Datum beslissing: 22 maart 2021
AFDELING
BESTUURSRECHTSPRAAK
Beslissing op het verzoek om verschoning (ex artikel 8:19 van de Algemene wet bestuursrecht; hierna: de Awb) van:
mr. C.J. Borman
Procesverloop
Ten aanzien van zaak nr. 201909051/3/A3, die op 24 maart 2021 ter zitting zal worden behandeld, heeft staatsraad Borman, die als lid van de enkelvoudige kamer belast is met de behandeling van de zaak, op 19 maart 2021 het verzoek gedaan zich te mogen verschonen.
Overwegingen
1.       Ingevolge artikel 8:19, eerste lid, van de Awb kan op grond van feiten en omstandigheden als bedoeld in artikel 8:15 elk van de rechters die een zaak behandelen, verzoeken zich te mogen verschonen.
In artikel 8:15 is bepaald dat op verzoek van een partij elk van de rechters die een zaak behandelen, kan worden gewraakt op grond van feiten en omstandigheden waardoor de rechterlijke onpartijdigheid schade zou kunnen lijden.
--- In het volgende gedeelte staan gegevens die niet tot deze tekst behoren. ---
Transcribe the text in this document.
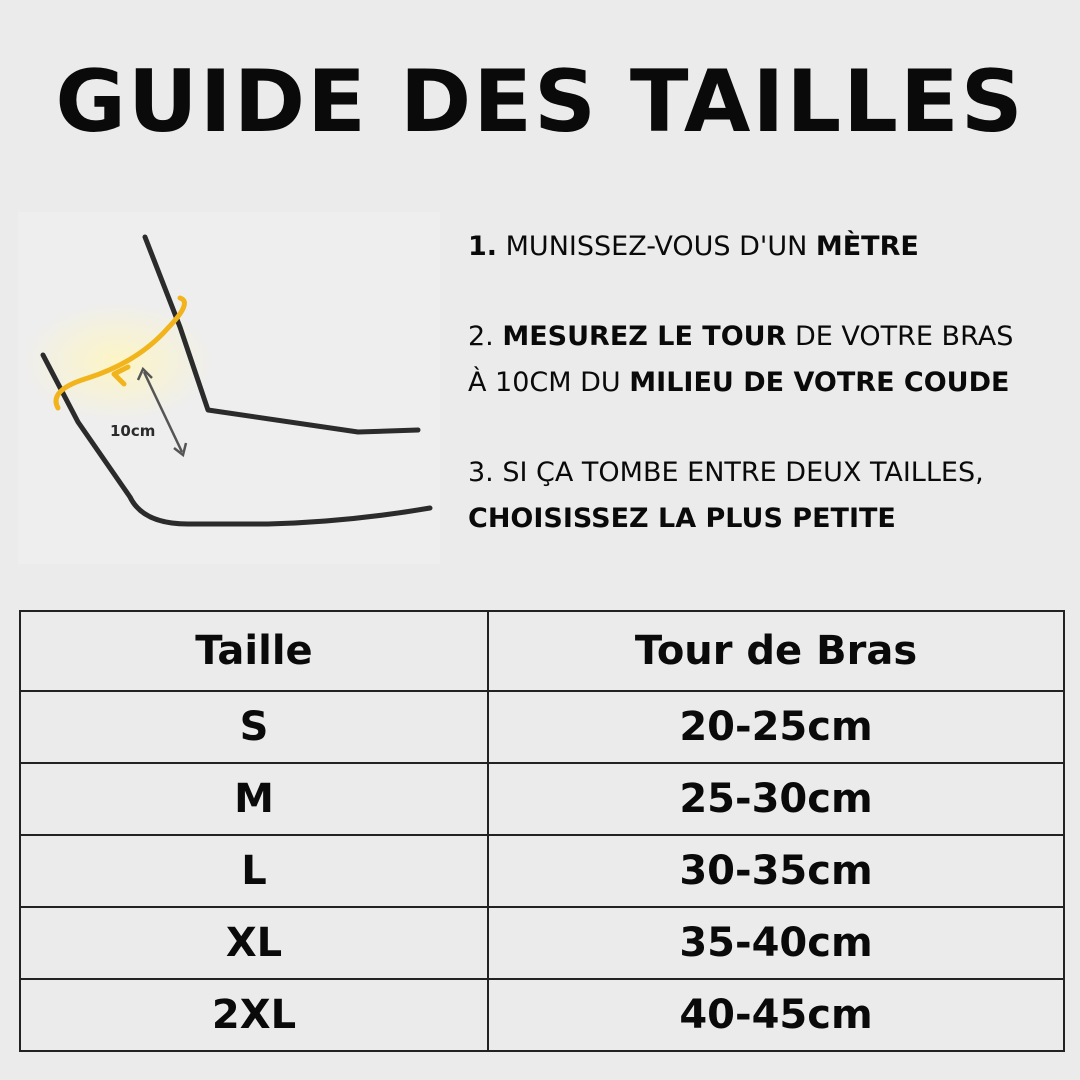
GUIDE DES TAILLES
10cm

1. MUNISSEZ-VOUS D'UN MÈTRE

2. MESUREZ LE TOUR DE VOTRE BRAS
À 10CM DU MILIEU DE VOTRE COUDE

3. SI ÇA TOMBE ENTRE DEUX TAILLES,
CHOISISSEZ LA PLUS PETITE

Taille	Tour de Bras
S	20-25cm
M	25-30cm
L	30-35cm
XL	35-40cm
2XL	40-45cm
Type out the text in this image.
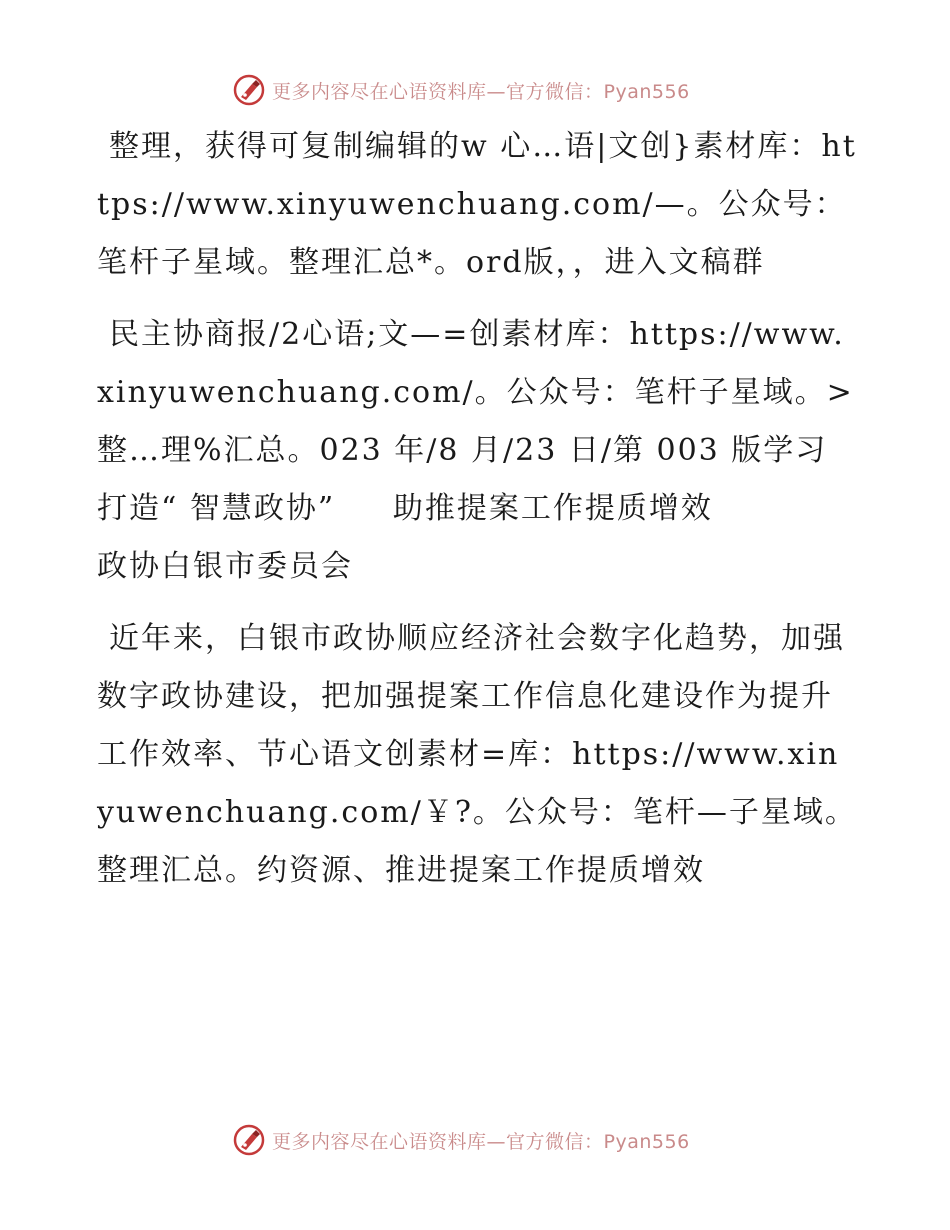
更多内容尽在心语资料库—官方微信：Pyan556

整理，获得可复制编辑的w 心…语|文创}素材库：https://www.xinyuwenchuang.com/—。公众号：笔杆子星域。整理汇总*。ord版，，进入文稿群

民主协商报/2心语;文—=创素材库：https://www.xinyuwenchuang.com/。公众号：笔杆子星域。>整…理%汇总。023 年/8 月/23 日/第 003 版学习

打造“ 智慧政协”     助推提案工作提质增效

政协白银市委员会

近年来，白银市政协顺应经济社会数字化趋势，加强数字政协建设，把加强提案工作信息化建设作为提升工作效率、节心语文创素材=库：https://www.xinyuwenchuang.com/￥?。公众号：笔杆—子星域。整理汇总。约资源、推进提案工作提质增效

更多内容尽在心语资料库—官方微信：Pyan556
2.       De zaak met nummer 201909051/3/A3 is een zaak waarin verzet is gedaan tegen de uitspraak van de Afdeling van 30 november 2020 met zaak nr. 201909051/2/A3. In deze uitspraak van 30 november 2020 was een verzoek om herziening van de uitspraak van de Afdeling van 25 september 2019, ECLI:NL:RVS:2019:3254 aan de orde.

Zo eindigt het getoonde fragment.